Анисимов, не обратив внимания на браунинг, быстро пролистал документы. Поднял добродушное курносое лицо со словно чужими, жесткими глазами:
— Значит, гражданка, имя ваше будет (он заглянул на всякий случай, чтобы не переврать, еще раз в паспорт задержанной) Софья Каплун?
— Да…
— Фиксирую ответ как положительный, — удовлетворенно отметил Анисимов. — И следуете вы, гражданка Каплун, — он снова для надежности, такая уж у него была привычка, заглянул в документы, — в город Екатеринослав, уроженкой коего и являетесь, по сугубо личным обстоятельствам. Так? (Женщина согласно кивнула головой.) Фиксирую — так…
Затем, грустно вздохнув, не скрывая сарказма, Анисимов сказал:
— А пистолет этот, у вас отобранный, браунинг образца 1906 года, взяли с собой в целях самозащиты от нападения банды атамана Зеленого, а может, Шовкопляса, а может, еще кого… Так?

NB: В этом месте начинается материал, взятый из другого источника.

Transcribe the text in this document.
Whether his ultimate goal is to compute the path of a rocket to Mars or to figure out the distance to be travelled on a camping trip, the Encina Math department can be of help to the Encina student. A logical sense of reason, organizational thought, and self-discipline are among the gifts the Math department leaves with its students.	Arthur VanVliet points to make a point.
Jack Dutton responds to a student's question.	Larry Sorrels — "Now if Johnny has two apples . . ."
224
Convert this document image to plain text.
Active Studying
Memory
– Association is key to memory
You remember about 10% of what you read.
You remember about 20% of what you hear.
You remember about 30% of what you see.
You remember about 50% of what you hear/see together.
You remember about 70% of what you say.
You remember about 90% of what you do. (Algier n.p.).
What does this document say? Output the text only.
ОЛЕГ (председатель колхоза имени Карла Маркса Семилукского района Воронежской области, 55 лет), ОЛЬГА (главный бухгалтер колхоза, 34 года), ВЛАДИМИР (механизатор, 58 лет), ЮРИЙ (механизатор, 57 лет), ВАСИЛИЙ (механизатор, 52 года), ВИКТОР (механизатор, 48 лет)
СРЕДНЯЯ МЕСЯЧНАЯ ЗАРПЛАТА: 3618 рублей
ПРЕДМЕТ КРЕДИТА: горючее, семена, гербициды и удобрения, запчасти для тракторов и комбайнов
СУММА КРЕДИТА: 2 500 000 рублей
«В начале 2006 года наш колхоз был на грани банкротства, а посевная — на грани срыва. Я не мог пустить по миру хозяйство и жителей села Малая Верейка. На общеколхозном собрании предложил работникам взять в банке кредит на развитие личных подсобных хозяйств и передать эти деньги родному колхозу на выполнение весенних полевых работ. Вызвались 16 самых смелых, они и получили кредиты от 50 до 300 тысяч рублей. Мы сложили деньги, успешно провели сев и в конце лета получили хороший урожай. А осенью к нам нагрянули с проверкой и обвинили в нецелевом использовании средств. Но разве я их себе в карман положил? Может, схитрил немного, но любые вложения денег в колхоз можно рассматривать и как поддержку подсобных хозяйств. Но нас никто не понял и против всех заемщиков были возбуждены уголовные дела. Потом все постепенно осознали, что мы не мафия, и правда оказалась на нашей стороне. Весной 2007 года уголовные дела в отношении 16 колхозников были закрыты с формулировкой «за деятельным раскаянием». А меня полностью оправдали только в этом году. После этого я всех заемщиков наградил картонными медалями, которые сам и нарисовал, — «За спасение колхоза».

Женщина сидела, словно окаменелая, недвижный взгляд уткнулся куда-то в потолок. Меж тем чекист задумался на несколько секунд, явно припоминая что-то. Потом заговорил, вначале неуверенно, затем все более убежденно, что не ошибся:
— Знакомая фамилия, гражданка, да и личность, в смысле обличье, по выразительности мне также известна. Наезжали вы в Брянск… Точно скажу, когда именно наезжали — в августе прошлого, стало быть, одна тыща восемнадцатого года. Аккурат под мятеж нашей федерации анархистов. Присутствовал, помнится, тогда в вашей компании небезызвестный в наших палестинах Митько-Богдан, ликвидированный впоследствии со своей бандой в Дубровинском скиту Медведевым-младшим… А вас на Покровской горе задерживал тогда сам начальник ЧК товарищ Медведев-старший, Александр Николаевич. Так?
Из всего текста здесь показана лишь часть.